Activist’s kin share 2nd autopsy report
DECATUR, Ga. — An environmental activist who was fatally shot in a confrontation with Georgia law enforcement in January was sitting crosslegged with their hands in the air at the time, the protester’s family said Monday as they released results of an autopsy they commissioned.
The family of Manuel Paez Teran held a news conference in Decatur to announce the findings and said they are filing an open-records lawsuit seeking to force Atlanta police to release more evidence about the Jan. 18 killing of Paez Teran, who went by the name Tortuguita and used the pronoun “they.”
The family’s attorneys said the Georgia Bureau of Investigation, which has been probing the shooting for nearly two months, has prevented Atlanta police from releasing additional evidence to the family. The wooded area where Paez Teran was killed has long been dubbed “Cop City” by opponents who occupied the forest there to protest the 85-acre tract’s being developed as a massive police and firefighter training facility.
“Manuel was looking death in the face, hands raised when killed,” civil rights attorney Brian Spears said, citing the autopsy’s conclusions. “We do not stand here today telling you that we know what happened. The second autopsy is a snapshot of what happened, but it is not the whole story. What we want is simple: GBI, meet with the family and release the investigative report.”
In a statement, the bureau said it’s preventing “inappropriate release of evidence” to preserve the investigation’s integrity.

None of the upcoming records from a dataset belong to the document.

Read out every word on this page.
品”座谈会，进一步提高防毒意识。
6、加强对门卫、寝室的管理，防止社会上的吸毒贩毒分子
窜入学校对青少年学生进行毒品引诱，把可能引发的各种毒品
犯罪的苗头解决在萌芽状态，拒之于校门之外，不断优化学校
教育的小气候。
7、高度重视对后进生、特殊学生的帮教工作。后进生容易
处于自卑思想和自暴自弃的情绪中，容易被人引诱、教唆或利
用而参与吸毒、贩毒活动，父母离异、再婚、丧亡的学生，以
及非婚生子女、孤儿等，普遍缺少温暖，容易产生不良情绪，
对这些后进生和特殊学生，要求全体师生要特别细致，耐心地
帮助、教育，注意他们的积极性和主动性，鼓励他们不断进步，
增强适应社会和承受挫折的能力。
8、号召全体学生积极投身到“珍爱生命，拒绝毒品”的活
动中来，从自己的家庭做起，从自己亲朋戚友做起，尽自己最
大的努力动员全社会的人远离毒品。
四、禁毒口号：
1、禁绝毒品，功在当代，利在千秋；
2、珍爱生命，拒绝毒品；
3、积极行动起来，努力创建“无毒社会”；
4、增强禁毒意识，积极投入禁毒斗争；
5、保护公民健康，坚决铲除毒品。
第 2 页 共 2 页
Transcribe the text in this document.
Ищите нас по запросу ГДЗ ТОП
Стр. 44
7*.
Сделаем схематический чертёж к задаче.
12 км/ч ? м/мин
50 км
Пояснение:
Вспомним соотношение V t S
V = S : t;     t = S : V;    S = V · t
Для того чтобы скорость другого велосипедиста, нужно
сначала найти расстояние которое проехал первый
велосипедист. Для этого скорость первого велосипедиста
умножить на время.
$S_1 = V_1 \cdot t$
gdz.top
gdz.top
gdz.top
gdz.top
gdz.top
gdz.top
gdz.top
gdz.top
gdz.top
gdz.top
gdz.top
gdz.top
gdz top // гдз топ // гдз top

Paez Teran’s death and their dedication to opposing the training center vaulted the “Stop Cop City” movement onto the national and international stage, with leftist activists from across the country holding vigils and some prompted to travel and join the protest movement that began in 2021. A few protests have turned violent, including earlier this month when more than 150 masked activists left a nearby music festival and stormed the proposed site of the training center, setting fire to construction equipment and throwing rocks at retreating law enforcement officers.
Authorities have said officers fired on Paez Teran after the 26-year-old shot and seriously injured a state trooper while officers cleared activists from an Atlanta-area forest where officials plan to build the training center. The investigative bureau says it continues to back its initial assessment of what happened.
Paez Teran had been camping in the forest for months to oppose building “Cop City.” Their family and friends have said the activist practiced non-violence and have accused authorities of state-sanctioned murder.
The investigative bureau has said no body camera or dashcam footage of the shooting exists, and that ballistics evidence shows the injured trooper was shot with a gun Paez Teran legally purchased in 2020.
Spears said the family commissioned a second autopsy after the DeKalb County Medical Examiner’s Office conducted an initial one. Officials have not released the DeKalb County report, so it’s unclear whether it reached a similar conclusion that Paez Teran had their hands raised, the palms facing inward at the time of the shooting.